While I don’t think they should be banned, I do see room for improvement.
The city’s veterinarian also sees room to improve, here’s her recommendations:
Based upon my assessment, investigation, and professional judgement, I recommend the following actions be taken at a minimum:
- Ensure that carriage horse stables operating within the city are held to the current standards and best practices of equine husbandry including but not limited to:Work with carriage horse stables to improve record keeping and access to records such as: medical records (including most recent Coggins test); farrier records; work schedules; and number of weeks on/off duty.
- Adequate fresh air and ventilation (i.e. individual and industrial fans in good repair combined with windows, doors, grates, vents and eaves).
- Fastidious cleaning practices to minimize horse exposure to dust, debris and odor.
- Ideally, storage of food and bedding materials in an area separate from the horse barn.
- Develop a system of welfare checks enacted by Health Department Animal Control Officers and City Veterinarian. This would include inspection of stables as well as horses working in the field at various times of day/night.
- Develop a consistent hot weather policy for working carriage horses and ensure that it is adhered to.
- Requiring that the individual horse, Moose, undergo a complete respiratory diagnostic workup and is found to be healthy and unremarkable prior to his return to the city for use as a carriage horse. Primarily, he should have Bronchoalveolar Lavage performed to rulein or ruleout Inflammatory Airway Disease (IAD) and quantify the severity of the condition if present, as a variety of management techniques and therapies may be indicated at that time. This workup should be performed in collaboration with the City Veterinarian.

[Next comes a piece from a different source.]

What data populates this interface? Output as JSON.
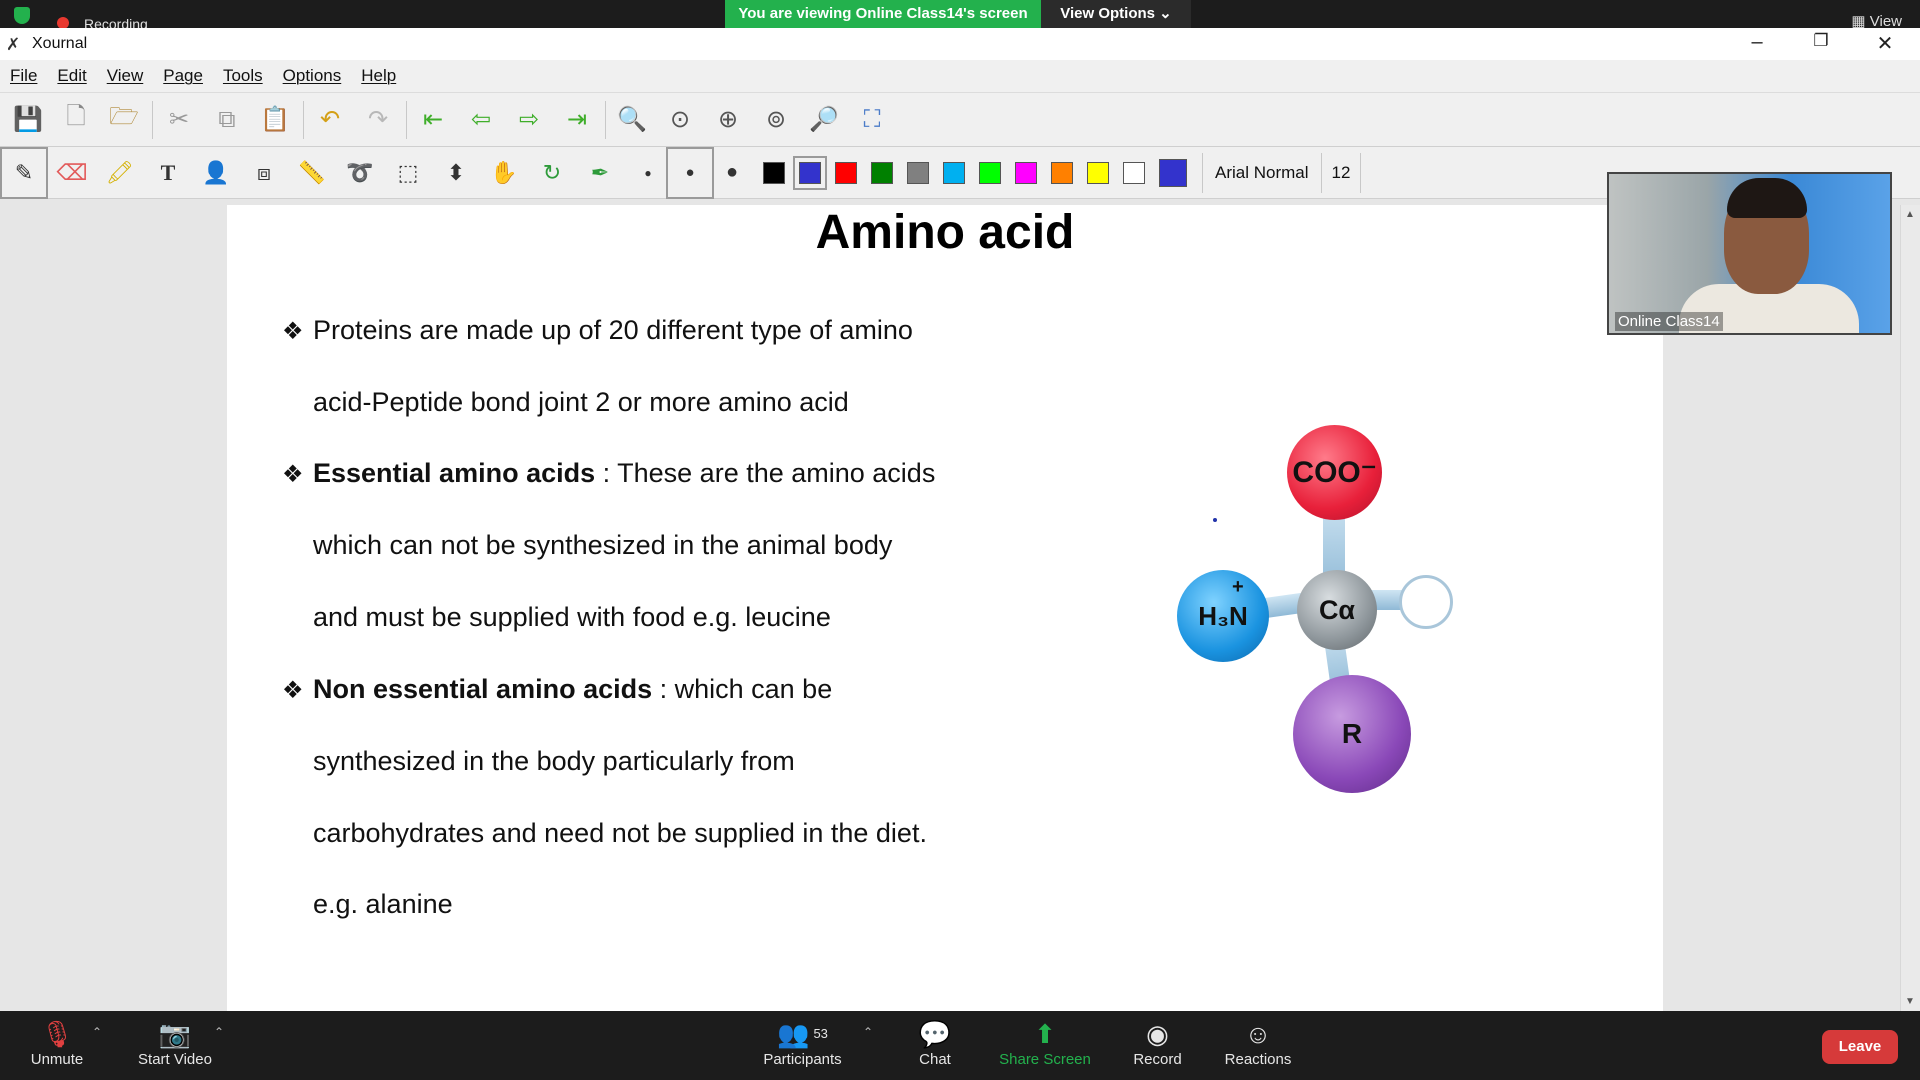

Included in this document find only the earnest observations, opinions, and recommendations of the veterinarian serving the City of St. Louis.
Dr. Sarah Frei Veterinarian,
City of St Louis 2801 Clark Ave St. Louis, MO 63103
You can read her full assessment here. Additional information is available on the Department of Health’s Carriage Horse page. The press release indicates: “The Department is also requiring that, effective immediately, all horses not be worked when the maximum heat index reaches 100 degrees on any single day.”
— Steve Patterson
I am no vet, but it sure doesn’t look like those poor horses are enjoying pulling people and inhaling all the engine exhaust. As far as the horse manure piles you see from time to time, I would rather have that then what i see in some of the parks being left from those human cockroaches [panhandlers, street urchins]. I think at a certain heat index, that these carriages not used. thanks, over and out, SARGE
Horses have been used for thousands of years, it might be a good idea to talk to the Amish, who still use horses about their thoughts on the matter. As far as Sgt Stadanko suggesting it doesn’t look like those horses are enjoying themselves, that also goes for the vast majority of people working at Walmart, McDonalds and so on. Personally I think if they are inhaling engine exhaust we should get rid of the auto’s rather than the horses.
We, as a society, have allowed auto’s to become a dead end. (cities don’t function properly, oceans rise).The horses are not the problem. (I had to laugh at Ray Hartman on Donnybrook complaining that it slowed the autos in Forest Park down, as if cars zipping by quickly is the highest value a society can treasure) By the way I owned a couple of Belgian draft horses I bought from some Amish in Illinois. They were well trained and I used them for a number of years on a farm. They do like to work.